The off-duty Ogden police officer credited with helping end the deadly shooting spree Monday night at Trolley Square was having an early Valentine's Day dinner with his wife when he heard shots fired, told his wife to stay put and went to seek out the gunman, authorities said.

Salt Lake Police Chief Chris Burbank at a Tuesday press conference called the officer's action heroic.

"There's no question his quick actions saved the lives of numerous other people. ... The heroic acts of this individual officer going in and engaging the suspect who was well armed and prepared to engage him, without having benefit of the uniform, extra equipment, ... is truly heroic."

Burbank said it was "basically a shootout" between the Ogden officer and the gunman.

Ogden Police Chief Jon Greiner said the officer, whose name has not been released, has been with the department for six or seven years. Greiner said although the gunman, described as an 18-year-Bosnian immigrant shot at the officer, the officer was not injured. Greiner said the officer's wife was shaken, but is doing OK.

"It's understandable, there was considerable carnage."

Greiner said that upon hearing Monday night of the deadly shooting at Trolley Square, a three-member team from Ogden Police was sent to Salt Lake.

That team met with Salt Lake investigators and ferried the officer and his wife home because the couple's car was impounded.

"There is a lot of emotion and turmoil with this thing," Greiner said.

Greiner said officer involved has children, but he was at Trolley Square Monday night only with his wife. Although Greiner said he has not yet talked to the officer involved, he said when he does, he will say, "Thanks for being prepared."

Ogden police officers have the option of carrying weapons off duty, Greiner said, "just for this very reason."

But he stopped short of saying he had a sense of pride about the officer's actions.

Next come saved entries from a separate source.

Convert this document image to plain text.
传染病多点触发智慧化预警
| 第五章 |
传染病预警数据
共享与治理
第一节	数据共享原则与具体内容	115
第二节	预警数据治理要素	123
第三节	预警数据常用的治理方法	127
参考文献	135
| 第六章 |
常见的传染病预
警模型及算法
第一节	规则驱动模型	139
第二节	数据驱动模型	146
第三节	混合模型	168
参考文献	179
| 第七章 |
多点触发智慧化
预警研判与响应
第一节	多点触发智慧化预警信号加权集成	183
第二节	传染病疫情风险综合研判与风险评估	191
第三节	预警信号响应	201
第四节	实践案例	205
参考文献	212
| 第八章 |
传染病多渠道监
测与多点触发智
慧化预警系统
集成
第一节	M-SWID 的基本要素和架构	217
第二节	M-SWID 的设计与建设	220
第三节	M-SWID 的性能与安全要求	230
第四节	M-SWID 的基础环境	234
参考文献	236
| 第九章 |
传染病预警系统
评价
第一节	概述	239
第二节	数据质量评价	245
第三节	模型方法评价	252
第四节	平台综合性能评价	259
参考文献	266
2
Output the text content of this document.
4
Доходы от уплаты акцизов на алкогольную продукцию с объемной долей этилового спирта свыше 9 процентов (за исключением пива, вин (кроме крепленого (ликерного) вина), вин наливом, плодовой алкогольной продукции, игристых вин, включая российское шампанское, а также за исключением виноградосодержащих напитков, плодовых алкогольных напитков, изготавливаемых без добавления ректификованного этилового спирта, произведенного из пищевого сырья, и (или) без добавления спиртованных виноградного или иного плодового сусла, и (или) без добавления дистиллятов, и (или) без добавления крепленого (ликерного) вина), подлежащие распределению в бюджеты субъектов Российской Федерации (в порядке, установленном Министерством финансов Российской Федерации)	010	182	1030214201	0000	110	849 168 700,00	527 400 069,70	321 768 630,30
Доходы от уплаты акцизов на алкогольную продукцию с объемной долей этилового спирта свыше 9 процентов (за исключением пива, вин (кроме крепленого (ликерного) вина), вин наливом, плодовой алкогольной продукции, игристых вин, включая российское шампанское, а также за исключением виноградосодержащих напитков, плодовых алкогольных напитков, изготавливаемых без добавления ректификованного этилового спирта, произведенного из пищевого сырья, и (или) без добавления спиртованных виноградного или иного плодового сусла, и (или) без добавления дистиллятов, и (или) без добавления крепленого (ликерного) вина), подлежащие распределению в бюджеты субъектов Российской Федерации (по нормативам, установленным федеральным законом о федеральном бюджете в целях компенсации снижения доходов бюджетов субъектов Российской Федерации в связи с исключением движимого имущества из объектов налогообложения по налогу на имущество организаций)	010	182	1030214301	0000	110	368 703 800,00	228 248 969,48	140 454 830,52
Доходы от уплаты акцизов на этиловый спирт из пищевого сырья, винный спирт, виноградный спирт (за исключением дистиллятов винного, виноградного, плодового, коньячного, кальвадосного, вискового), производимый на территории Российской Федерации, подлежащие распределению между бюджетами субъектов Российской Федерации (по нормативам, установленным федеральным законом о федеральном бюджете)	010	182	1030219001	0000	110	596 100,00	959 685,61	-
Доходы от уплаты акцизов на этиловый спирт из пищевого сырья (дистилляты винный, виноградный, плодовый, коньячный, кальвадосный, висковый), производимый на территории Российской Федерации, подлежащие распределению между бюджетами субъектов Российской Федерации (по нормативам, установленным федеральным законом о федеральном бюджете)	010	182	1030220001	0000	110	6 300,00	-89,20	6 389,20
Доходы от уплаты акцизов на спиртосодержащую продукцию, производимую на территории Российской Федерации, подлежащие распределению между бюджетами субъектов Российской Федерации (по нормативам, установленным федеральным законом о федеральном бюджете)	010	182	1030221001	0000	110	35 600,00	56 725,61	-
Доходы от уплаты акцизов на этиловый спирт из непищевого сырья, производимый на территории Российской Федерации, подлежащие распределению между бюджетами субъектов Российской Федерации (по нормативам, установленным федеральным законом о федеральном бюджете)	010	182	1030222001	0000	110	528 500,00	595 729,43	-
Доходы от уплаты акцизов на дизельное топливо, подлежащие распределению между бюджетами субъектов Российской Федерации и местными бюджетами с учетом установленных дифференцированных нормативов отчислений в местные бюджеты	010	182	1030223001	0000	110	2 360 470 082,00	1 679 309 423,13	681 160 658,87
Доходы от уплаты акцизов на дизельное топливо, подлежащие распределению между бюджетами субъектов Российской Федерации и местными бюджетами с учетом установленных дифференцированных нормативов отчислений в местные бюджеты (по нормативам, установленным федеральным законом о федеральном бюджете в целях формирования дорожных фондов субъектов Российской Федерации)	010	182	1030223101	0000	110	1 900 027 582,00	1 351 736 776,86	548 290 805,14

"You don't want to ever say it's good that we were there to kill somebody but the reality of it is, it is probably a situation where it was very fortuitous that somebody was there," Greiner said.

It is not clear what weapon the officer was carrying, since department policy allows off-duty officers to carry a weapon of their own choosing. Greiner said department policy calls for an officer involved in a shooting to be put on leave with pay pending an investigation. That usually takes three or four weeks, he said.

The Senate is planning some sort of recognition for the officer, said Senate President John Valentine, R-Orem.